Reno-based coordinator Ben Iness scored it at zero wins, with Republican Governor Joe Lombardo in the way.
“Meaningful, lasting, material wins for tenants for struggling Nevadans, hardworking Nevadans and families, I would say none,” he said at the beginning of our interview.
Many of the group’s priority bills did make it to the governor’s desk, but then he says “the hammer struck down, and there was no justice for tenants.”
The death of Assembly Bill 340 which would have revised provisions related to summary evictions was a particularly crushing blow to Iness.
In Nevada, he says, summary evictions which can remove a person from a rental property without a full trial are “very swift. It is punitive and it doesn’t make sense logically.”
Here, it is the tenant who must file a Tenant’s Affidavit in court to contest an eviction before the landlord files anything, making it uniquely unfavorable to tenants facing difficulties. Iness was hoping a more level playing field would finally be created in the Silver State.
“Predatory landlords exist, they're not all of them, but they do exist. And we should put protections to make sure that that behavior is prevented,” Iness also said, lamenting failed efforts to limit rental application fees and recurring hidden fees, as well as a sputtered drive to maintain COVID-era eviction protections for tenants awaiting rental assistance.
“If we can just divert the course, and have a meaningful system that can proactively identify evictions before they happen, help those tenants in crisis or need and simultaneously keep landlords whole, then we can prevent them from ever happening,” Iness said of his organization’s ultimate goals.
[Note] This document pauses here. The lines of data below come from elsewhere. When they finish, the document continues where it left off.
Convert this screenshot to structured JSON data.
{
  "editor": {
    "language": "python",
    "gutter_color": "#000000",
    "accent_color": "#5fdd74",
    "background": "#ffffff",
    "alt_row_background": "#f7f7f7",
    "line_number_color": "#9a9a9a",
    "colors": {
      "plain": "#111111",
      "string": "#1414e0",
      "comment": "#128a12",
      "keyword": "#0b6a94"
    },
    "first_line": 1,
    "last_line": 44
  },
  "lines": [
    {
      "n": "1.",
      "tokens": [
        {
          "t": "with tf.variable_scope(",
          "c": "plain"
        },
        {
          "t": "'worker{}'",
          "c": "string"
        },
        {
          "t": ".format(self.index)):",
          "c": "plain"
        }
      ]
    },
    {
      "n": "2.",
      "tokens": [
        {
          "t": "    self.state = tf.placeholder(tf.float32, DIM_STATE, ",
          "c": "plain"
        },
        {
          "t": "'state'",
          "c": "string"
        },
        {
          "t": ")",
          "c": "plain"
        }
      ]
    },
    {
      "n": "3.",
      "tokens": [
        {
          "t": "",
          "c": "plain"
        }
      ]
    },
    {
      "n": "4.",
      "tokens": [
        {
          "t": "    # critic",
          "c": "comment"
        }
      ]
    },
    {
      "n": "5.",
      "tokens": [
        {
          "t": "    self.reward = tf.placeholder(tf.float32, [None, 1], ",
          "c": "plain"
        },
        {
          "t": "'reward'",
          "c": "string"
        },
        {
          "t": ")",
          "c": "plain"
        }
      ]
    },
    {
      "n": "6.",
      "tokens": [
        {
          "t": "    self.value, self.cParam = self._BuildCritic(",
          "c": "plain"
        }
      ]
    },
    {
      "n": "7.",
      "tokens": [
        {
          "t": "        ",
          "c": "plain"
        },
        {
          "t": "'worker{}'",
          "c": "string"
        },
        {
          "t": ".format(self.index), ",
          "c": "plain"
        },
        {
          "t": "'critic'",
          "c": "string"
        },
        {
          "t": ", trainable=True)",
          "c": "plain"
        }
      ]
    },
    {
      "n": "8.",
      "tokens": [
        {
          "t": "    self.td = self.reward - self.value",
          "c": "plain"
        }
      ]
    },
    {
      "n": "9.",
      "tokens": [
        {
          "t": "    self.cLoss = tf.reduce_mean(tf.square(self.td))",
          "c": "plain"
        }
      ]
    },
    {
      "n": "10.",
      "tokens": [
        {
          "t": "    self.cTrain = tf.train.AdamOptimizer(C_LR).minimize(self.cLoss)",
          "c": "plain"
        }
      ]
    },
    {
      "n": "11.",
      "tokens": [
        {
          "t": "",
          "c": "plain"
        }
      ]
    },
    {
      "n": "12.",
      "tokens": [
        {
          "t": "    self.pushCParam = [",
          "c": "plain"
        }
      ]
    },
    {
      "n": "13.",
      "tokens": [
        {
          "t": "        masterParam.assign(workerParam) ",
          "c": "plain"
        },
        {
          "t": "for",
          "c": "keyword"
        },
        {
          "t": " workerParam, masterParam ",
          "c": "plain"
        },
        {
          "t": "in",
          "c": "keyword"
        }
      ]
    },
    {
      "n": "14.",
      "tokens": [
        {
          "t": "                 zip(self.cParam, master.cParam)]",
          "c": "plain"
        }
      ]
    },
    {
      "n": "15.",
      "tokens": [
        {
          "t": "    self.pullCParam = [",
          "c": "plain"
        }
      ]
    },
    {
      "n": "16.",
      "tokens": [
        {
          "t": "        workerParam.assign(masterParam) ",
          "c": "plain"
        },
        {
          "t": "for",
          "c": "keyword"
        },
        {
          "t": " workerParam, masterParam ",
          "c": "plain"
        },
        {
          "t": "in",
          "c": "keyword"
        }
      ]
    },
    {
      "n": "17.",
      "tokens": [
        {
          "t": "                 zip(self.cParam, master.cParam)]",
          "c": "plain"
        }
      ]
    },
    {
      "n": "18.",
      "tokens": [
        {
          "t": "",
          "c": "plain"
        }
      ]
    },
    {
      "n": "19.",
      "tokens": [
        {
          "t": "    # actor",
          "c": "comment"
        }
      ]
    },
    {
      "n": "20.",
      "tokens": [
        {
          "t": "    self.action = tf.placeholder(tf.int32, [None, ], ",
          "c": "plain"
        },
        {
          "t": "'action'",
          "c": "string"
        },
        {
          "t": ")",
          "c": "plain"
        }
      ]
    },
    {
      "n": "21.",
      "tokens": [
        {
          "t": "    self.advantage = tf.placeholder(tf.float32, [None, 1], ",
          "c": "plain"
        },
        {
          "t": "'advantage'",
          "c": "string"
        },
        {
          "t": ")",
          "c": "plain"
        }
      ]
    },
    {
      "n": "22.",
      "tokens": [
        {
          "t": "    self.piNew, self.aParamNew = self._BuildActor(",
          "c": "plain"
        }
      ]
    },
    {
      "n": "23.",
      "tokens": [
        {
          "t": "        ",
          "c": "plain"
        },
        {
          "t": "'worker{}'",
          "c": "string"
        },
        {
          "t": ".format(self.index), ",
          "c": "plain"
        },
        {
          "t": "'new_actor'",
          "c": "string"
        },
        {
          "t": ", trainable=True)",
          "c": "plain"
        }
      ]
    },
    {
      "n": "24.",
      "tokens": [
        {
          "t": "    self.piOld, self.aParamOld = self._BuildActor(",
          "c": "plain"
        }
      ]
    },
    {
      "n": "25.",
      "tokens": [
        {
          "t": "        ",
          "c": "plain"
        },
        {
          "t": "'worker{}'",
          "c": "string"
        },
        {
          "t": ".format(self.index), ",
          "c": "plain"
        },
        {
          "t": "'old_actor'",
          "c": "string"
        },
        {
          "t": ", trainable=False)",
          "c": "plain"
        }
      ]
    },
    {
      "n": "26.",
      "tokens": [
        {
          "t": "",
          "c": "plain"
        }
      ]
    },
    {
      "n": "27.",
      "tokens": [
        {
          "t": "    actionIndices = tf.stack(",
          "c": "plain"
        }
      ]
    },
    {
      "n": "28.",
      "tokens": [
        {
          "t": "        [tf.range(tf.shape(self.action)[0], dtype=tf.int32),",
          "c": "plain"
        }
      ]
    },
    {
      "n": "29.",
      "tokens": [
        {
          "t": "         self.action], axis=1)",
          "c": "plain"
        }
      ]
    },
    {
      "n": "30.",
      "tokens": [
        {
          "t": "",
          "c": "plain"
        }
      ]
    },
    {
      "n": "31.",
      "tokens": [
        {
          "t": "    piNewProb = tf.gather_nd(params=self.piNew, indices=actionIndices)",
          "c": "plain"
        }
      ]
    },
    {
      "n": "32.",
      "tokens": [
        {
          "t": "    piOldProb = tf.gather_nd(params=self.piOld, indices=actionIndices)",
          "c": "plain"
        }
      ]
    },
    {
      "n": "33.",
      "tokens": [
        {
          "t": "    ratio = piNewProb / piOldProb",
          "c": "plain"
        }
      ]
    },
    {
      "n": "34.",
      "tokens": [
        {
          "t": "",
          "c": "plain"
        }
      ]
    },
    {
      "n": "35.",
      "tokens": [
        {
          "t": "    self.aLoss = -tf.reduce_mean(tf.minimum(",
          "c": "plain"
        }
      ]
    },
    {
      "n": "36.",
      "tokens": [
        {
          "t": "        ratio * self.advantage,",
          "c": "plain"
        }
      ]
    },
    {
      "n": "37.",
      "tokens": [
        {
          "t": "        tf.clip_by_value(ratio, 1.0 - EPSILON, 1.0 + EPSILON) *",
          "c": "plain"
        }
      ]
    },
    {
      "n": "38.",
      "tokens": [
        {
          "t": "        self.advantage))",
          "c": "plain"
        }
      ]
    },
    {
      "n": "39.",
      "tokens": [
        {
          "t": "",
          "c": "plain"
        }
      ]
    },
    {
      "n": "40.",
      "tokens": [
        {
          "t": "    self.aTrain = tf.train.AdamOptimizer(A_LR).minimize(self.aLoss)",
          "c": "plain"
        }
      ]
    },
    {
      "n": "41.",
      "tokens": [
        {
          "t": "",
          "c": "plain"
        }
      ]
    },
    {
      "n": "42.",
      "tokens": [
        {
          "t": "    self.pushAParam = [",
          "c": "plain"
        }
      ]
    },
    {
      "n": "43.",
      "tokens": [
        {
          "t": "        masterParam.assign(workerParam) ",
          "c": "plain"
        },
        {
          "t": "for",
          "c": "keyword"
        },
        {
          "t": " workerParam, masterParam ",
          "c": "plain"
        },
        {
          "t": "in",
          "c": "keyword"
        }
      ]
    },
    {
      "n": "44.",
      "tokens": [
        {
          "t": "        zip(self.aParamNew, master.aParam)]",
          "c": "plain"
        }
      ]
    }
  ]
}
Iness understands it’s a long game though.
“Our goal is about education and empowerment … organizing with tenants so that they're part of this fight and this process. We aim to address the root causes of housing insecurity, as we make sure that every tenant has a place to call home. It goes without saying, sometimes, you know, you go blue in the face saying it so much, but that housing is a human right. That should be one of the first things that anyone has secured or guaranteed.”
In our interview to be featured in full in a future podcast episode, Iness called for more “boldness and braveness” in our leaders, at the state, county, city and local levels to help the cause of tenants, who make up more than 40% of the state’s population, rather than working in the interest of deep-pocketed developers and landlords.
“Our [housing] crisis is only worsening,” he said. “Governor Lombardo failed Nevada tenants with those vetoes. Until we start doing something different, because it's not a matter of market sensibilities or supply and demand, until we start looking at housing differently and start protecting housing then we're just waiting until the next crisis. We need to stop treating the symptoms, rather than the disease, ” he concluded.